The 4 Heroes of Light also features the unique, and much touted, Crown system. The game has a wide selection of magical hats that can be placed on your characters. These effectively take the place of a job system and once you earn a Crown it can be used by anyone. There are benefits to having specific abilities in your party, and anyone familiar with Final Fantasy knows you don’t want to go without a White or Dark Mage. Some unique Crowns make their way into this title, however, and the system becomes more robust as you unlock more of them.
Now, as far as the actual battle system in the game, things are fairly standard, but there’s a twist. The action is turn-based, but each character has Action Points that can be spent to perform attacks, spells, and whatnot. Each maneuver takes a certain amount of AP to use, and characters only replenish so many each turn (there are five APs available to use). Obviously, the more powerful the spell or attack, the more points will be used. Finding a balance in this system is key to survival and the system becomes quite addictive once you get the hang of it.
The 4 Heroes of Light‘s story lasts a while and it’s extended via local multiplayer. Sure you need to have friends with the game, but the system is worth checking out in and of itself. Dragon Quest IX‘s multiplayer implementation was a little better, but it’s not a bad idea to bring along some extra muscle in your game if some friends are over.
Ultimately, Final Fantasy: The 4 Heroes of Light is a DS title that’s worth checking out. Anyone who loves classic-style RPGs will appreciate the challenge and strategic implementation, and those who appreciate the modern DS remakes of older Final Fantasy titles will want to experience this as well. It is true that things aren’t as smooth as they could have been, and some things are a little off-putting, but The 4 Heroes of Light is a winner in the end.
There’s a certain storybook charm to the design in Final Fantasy: The 4 Heroes of Light. Characters feature a look similar to a cross between Tactics and the other DS titles in the franchise.
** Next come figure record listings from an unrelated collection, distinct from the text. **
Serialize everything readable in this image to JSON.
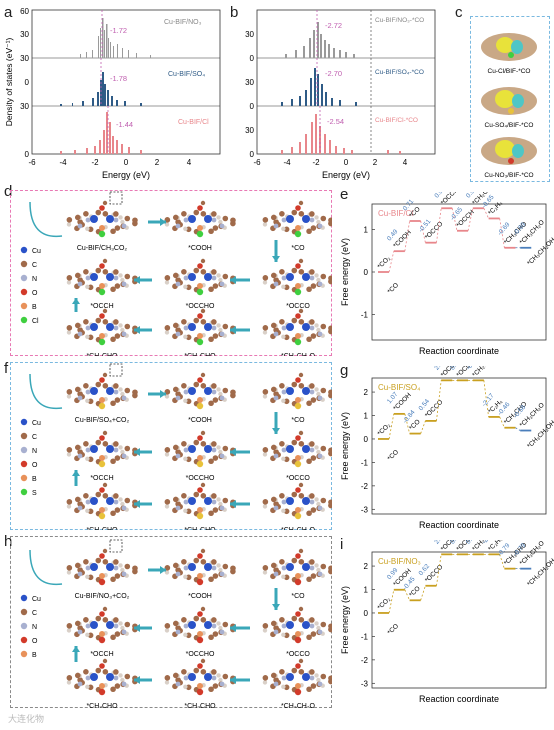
{
  "colors": {
    "no3": "#9a9a9a",
    "so4": "#2f5b86",
    "cl": "#e8868b",
    "pink_box": "#e879b4",
    "blue_box": "#7ab9e0",
    "gray_box": "#8a8a8a",
    "arrow": "#3aa7b8",
    "peak_label": "#c060b0",
    "dash_blue": "#4a7ebb"
  },
  "panel_letters": {
    "a": "a",
    "b": "b",
    "c": "c",
    "d": "d",
    "e": "e",
    "f": "f",
    "g": "g",
    "h": "h",
    "i": "i"
  },
  "panel_a": {
    "ylabel": "Density of states (eV⁻¹)",
    "xlabel": "Energy (eV)",
    "xticks": [
      "-6",
      "-4",
      "-2",
      "0",
      "2",
      "4"
    ],
    "yticks": [
      "60",
      "30",
      "0"
    ],
    "rows": [
      {
        "name": "Cu-BIF/NO₃",
        "peak": "-1.72",
        "ytop": "60"
      },
      {
        "name": "Cu-BIF/SO₄",
        "peak": "-1.78",
        "ytop": "30"
      },
      {
        "name": "Cu-BIF/Cl",
        "peak": "-1.44",
        "ytop": "30"
      }
    ]
  },
  "panel_b": {
    "xlabel": "Energy (eV)",
    "xticks": [
      "-6",
      "-4",
      "-2",
      "0",
      "2",
      "4"
    ],
    "rows": [
      {
        "name": "Cu-BIF/NO₃-*CO",
        "peak": "-2.72",
        "ytop": "30"
      },
      {
        "name": "Cu-BIF/SO₄-*CO",
        "peak": "-2.70",
        "ytop": "30"
      },
      {
        "name": "Cu-BIF/Cl-*CO",
        "peak": "-2.54",
        "ytop": "30"
      }
    ]
  },
  "panel_c": {
    "labels": [
      "Cu-Cl/BIF-*CO",
      "Cu-SO₄/BIF-*CO",
      "Cu-NO₃/BIF-*CO"
    ]
  },
  "legend_items": [
    "Cu",
    "C",
    "N",
    "O",
    "B",
    "Cl"
  ],
  "legend_items_f": [
    "Cu",
    "C",
    "N",
    "O",
    "B",
    "S"
  ],
  "legend_items_h": [
    "Cu",
    "C",
    "N",
    "O",
    "B"
  ],
  "legend_colors": [
    "#2a52c8",
    "#a06a4a",
    "#a8b0d0",
    "#d23a2a",
    "#e8915a",
    "#3fcf3f"
  ],
  "panel_d": {
    "labels": [
      "Cu-BIF/CH₃CO₂",
      "*COOH",
      "*CO",
      "*OCCH",
      "*OCCHO",
      "*OCCO",
      "*CH₂CHO",
      "*CH₃CHO",
      "*CH₃CH₂O"
    ]
  },
  "panel_f": {
    "labels": [
      "Cu-BIF/SO₄+CO₂",
      "*COOH",
      "*CO",
      "*OCCH",
      "*OCCHO",
      "*OCCO",
      "*CH₂CHO",
      "*CH₃CHO",
      "*CH₃CH₂O"
    ]
  },
  "panel_h": {
    "labels": [
      "Cu-BIF/NO₃+CO₂",
      "*COOH",
      "*CO",
      "*OCCH",
      "*OCCHO",
      "*OCCO",
      "*CH₂CHO",
      "*CH₃CHO",
      "*CH₃CH₂O"
    ]
  },
  "energy_axis": {
    "ylabel": "Free energy (eV)",
    "xlabel": "Reaction coordinate",
    "yticks": [
      "2",
      "1",
      "0",
      "-1",
      "-2",
      "-3"
    ]
  },
  "panel_e": {
    "title": "Cu-BIF/Cl",
    "species": [
      "*CO₂",
      "*COOH",
      "*CO",
      "*OCCO",
      "*OCCHO",
      "*OCCH",
      "*CH₂CHO",
      "*C₂H₄",
      "*CH₃CHO",
      "*CH₃CH₂O",
      "*CH₃CH₂OH"
    ],
    "values": [
      "0.49",
      "0.71",
      "-0.51",
      "0.93",
      "-0.65",
      "0.94",
      "-0.65",
      "-0.69",
      "-0.69"
    ]
  },
  "panel_g": {
    "title": "Cu-BIF/SO₄",
    "species": [
      "*CO₂",
      "*COOH",
      "*CO",
      "*OCCO",
      "*OCCHO",
      "*OCCH",
      "*CH₂CHO",
      "*C₂H₄",
      "*CH₃CHO",
      "*CH₃CH₂O",
      "*CH₃CH₂OH"
    ],
    "values": [
      "1.07",
      "-0.84",
      "0.54",
      "2.16",
      "0.64",
      "-0.46",
      "-2.17",
      "-0.46",
      "-0.58"
    ]
  },
  "panel_i": {
    "title": "Cu-BIF/NO₃",
    "species": [
      "*CO₂",
      "*COOH",
      "*CO",
      "*OCCO",
      "*OCCHO",
      "*OCCH",
      "*CH₂CHO",
      "*C₂H₄",
      "*CH₃CHO",
      "*CH₃CH₂O",
      "*CH₃CH₂OH"
    ],
    "values": [
      "0.99",
      "-0.45",
      "0.62",
      "2.45",
      "0.75",
      "0.79",
      "-2.47",
      "-0.79",
      "-0.79"
    ]
  },
  "watermark": "大连化物"
}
They are nicely animated and given a great amount of personality despite the simplistic designs. Environments aren’t quite as fortunate in the grand scheme of things, and some of the storybook-like elements just don’t fit. Enemies are nicely varied, as is the equipment such as Crowns and weaponry, and overall the game has an appealing aesthetic. As far as the sound direction in The 4 Heroes of Light, things aren’t quite as lively as they typically are with Final Fantasy. The music is hit or miss and sound effects are familiar. Overall the game just doesn’t offer an impressive audio mix.
Final Fantasy: The 4 Heroes of Light comes strongly recommended for anyone looking for an RPG with an edge. The game’s steep difficulty and learning curve, along with forced limitations that prompt excessive strategy make this one not for the faint of heart, but that should be considered a good thing. Dedicated gamers looking for a challenge and a game that keeps them on their toes will appreciate The 4 Heroes of Light. Square-Enix takes the series in new directions here and the results pay off far more often than not.
Final Fantasy: The 4 Heroes of Light is rated E10+ (Everyone 10 and older) by the ESRB for Alcohol Reference, Mild Fantasy Violence, and Mild Language.